Świat celuje w LNG. Polska czeka na gazoport, by dołączyć do peletonu

22 czerwca 2015, 12:43 Alert

(Cedigaz/Teresa Wójcik)

Tankowiec LNG firmy Qatargas

Cedigaz informuje o zmianach na rynku gazu skroplonego na świecie. Na rynku azjatyckim w 2014 r. obserwowany był wzrost popytu na LNG i spadek popytu w Europie. Odpowiednio do tego kształtowały się odmiennie ceny – na rynkach Azji znacznie korzystniejsze niż w poprzednich latach. W 2015 r. na podstawie danych z pierwszego kwartału eksperci wnioskują, że dynamika cen LNG na dwóch największych rynkach światowych jest inna. Presja wzrostowa w Azji spada z powodu mniejszego popytu i rosnącej produkcji w basenie Pacyfiku. A także z uwagi na niższe ceny ropy. W rezultacie średnie ceny importowe LNG w Azji spadły zmalała we wszystkich krajach kupujących ten gaz. Znacznie zmniejszyła się też różnica między ceną LNG w Azji i w Europie. Reuters na przykładzie porównania spotowych cen w Japonii i w Wielkiej Brytanii ocenia, że zróżnicowanie tych cen stopniowo maleje.

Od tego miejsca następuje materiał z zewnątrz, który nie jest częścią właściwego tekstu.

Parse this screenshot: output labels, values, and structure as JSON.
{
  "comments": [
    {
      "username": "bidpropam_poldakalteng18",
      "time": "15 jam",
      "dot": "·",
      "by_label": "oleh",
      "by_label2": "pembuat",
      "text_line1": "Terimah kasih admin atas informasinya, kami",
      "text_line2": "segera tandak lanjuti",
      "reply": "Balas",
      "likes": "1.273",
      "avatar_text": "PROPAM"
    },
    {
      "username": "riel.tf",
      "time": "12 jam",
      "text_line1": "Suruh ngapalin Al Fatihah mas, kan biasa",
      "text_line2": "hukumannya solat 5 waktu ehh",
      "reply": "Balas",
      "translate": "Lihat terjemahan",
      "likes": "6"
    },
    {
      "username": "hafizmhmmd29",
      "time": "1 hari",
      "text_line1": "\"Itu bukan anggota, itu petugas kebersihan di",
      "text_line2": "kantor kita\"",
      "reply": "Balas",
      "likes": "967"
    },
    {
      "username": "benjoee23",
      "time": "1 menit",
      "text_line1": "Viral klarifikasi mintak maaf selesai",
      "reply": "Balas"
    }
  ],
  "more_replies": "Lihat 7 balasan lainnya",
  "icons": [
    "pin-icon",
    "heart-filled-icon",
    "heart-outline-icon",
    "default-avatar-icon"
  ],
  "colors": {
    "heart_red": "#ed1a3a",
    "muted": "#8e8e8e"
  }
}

W innych częściach świata, pojawiają się nowi gracze co jeszcze bardziej komplikuje sytuację na światowym rynku LNG. Rośnie złożoność globalnego rynku LNG. Do importerów dołączył Pakistan, dostarczając 0,2 mln ton LNG do krajów Azji Południowej od marca do maja w b. r. Egipt otrzymał pierwsze dostawy gazu skroplonego z Kataru na początku kwietnia. Pod koniec maja, Jordan przyjął pierwszy ładunek skroplonego gazu z Kataru. W lutym 2015 r. przebudowany terminal Arun w Indonezji otrzymał pierwszy transport od spółki Tangguh.  W drugim kwartale 2015 r. nowe dostawy LNG są spodziewane w krajach importujących gaz skroplony, w tym we Francji, Hiszpanii, Chile, Chinach, Japonii i Korei Południowej. W Polsce projekt terminala LNG jest opóźniony i pierwsze transporty handlowe nie są spodziewane przed rokiem 2016. Rozpocznie on pracę w okresie sprzyjającego trendu cenowego i rosnącego zainteresowania tym paliwem.

Dywersyfikacja importerów będzie rozwijać się w najbliższych latach, analogicznie do pierwszych miesięcy 2015 r. Planują wzrost eksportu LNG Senegal, Ghana i Myanmaru. Tymczasem armatorzy zamawiają z wyprzedzeniem transportowe jednostki morskie, co przyczynia się do rozwoju technologii – stwierdza organizacja zrzeszająca firmy gazowe Cedigaz.